Francesco Cera

Tra le geniali e rivoluzionarie invenzioni che ebbero luogo in Italia nel campo dell’arte e della musica,  vi è stata niente di meno che la scoperta del canto solistico e delle sue grandi potenzialità e ramificazioni sviluppatesi per i secoli a venire. Francesco Rasi era finora noto principalmente per aver cantato nelle primissime opere messe in scena a Firenze intorno al 1600 e per aver inaugurato il ruolo di Orfeo nella prima esecuzione, avvenuta alla corte Gonzaga di Mantova nel 1607, dell’omonima Favola in Musica di Claudio Monteverdi.

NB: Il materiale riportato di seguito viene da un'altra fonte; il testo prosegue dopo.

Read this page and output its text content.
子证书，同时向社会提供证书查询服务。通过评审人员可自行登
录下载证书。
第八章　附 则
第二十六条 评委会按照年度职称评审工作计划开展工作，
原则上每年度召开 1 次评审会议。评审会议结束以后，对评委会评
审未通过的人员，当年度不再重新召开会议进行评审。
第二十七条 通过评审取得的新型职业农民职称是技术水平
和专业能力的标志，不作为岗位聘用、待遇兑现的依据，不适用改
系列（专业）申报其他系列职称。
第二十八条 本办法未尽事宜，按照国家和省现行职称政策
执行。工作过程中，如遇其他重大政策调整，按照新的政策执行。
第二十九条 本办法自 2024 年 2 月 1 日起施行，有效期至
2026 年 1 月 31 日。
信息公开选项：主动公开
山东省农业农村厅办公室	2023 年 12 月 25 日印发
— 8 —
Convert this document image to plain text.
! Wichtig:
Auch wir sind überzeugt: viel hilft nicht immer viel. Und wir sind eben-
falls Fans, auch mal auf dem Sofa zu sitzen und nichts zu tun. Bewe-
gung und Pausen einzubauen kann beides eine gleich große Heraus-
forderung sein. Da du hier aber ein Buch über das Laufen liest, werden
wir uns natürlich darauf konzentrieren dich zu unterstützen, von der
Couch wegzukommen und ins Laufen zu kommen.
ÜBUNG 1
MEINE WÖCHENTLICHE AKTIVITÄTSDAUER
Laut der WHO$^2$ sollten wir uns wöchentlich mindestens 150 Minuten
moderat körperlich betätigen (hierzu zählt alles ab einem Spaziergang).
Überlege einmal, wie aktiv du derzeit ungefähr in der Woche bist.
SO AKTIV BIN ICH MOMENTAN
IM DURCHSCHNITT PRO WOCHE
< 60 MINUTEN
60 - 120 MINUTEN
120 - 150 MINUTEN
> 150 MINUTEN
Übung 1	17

I rapidi ed estesi melismi dell’aria “Possente spirto” danno l’idea delle sue non comuni capacità. Ma il giovane Rasi dovette avere anche doti sceniche particolarmente seducenti, oltre ad  una voce eccezionale, secondo il ricordo che ancora nel 1650 Saverio Bonini tramandava:

fu di bello aspetto, gioviale, di voce granitica e suave.

Perciò una voce robusta, sonora, ma al contempo gradevole e capace anche di sonorità soavi. Dunque già ai primi anni del seicento Francesco Rasi incarnava gran parte delle caratteristiche che avrebbero fatto emergere il canto solistico: una buona potenza sonora, ma duttile alle raffinate varietà dinamiche messe al servizio dell’espressione del testo cantato, uno stupefacente virtuosismo (testimoniato dai brani che cantava), e infine una prestanza scenica capace di magnetizzare l’attenzione del pubblico.

Possiamo intravvedere queste caratteristiche nelle composizioni di Francesco Rasi stesso, in gran parte ascoltabili per la prima volta sul CD “La Cetra di sette corde” da me registrato col tenore Riccardo Pisani e gli strumentisti dell’Ensemble Arte Musica, pubblicato dall’etichetta Arcana. Ad un primo ascolto i brevi madrigali, pubblicati nel 1608 e nel 1610, danno l’impressione di piccoli e preziosi gioielli musicali, perfettamente cesellati e di notevole intensità drammatica. Occasionali cromatismi della linea vocale o dell’armonia vengono usati per un effetto ben mirato, sulle esclamazioni “Ahi” o sulle parole “venne men”. La linea melodica è generalmente molto pacata, scandita dalle sillabe del testo poetico ma su valori delle note generalmente lunghi, a far risaltare la bellezza della voce, più che l’immediatezza del testo – come in Monteverdi, che infatti usa spesso valori più brevi.  Talora invece la voce è chiamata a sfoggiare estesi passaggi di note rapide, su parole come “suono”, “volo”, “guerra”. Altra caratteristica ricorrente è l’uso di due o tre note di lungo valore, come semibrevi o brevi, che con ogni probabilità richiedono l’applicazione piuttosto estesa, da parte del cantante, dell’arte della diminuzione e del passaggio di gorgia improvvisato. Un po’ come nel monteverdiano “Possente spirto” in cui le lunghe semibrevi vengono trasformate in meravigliosi passi di semicrome. La ‘meraviglia’ d’altra parte in quegli anni era divenuta parola d’ordine – secondo il celebre verso di Giovanni Battista Marino – anche nel nuovo modo di cantare, accanto al muover degli affetti.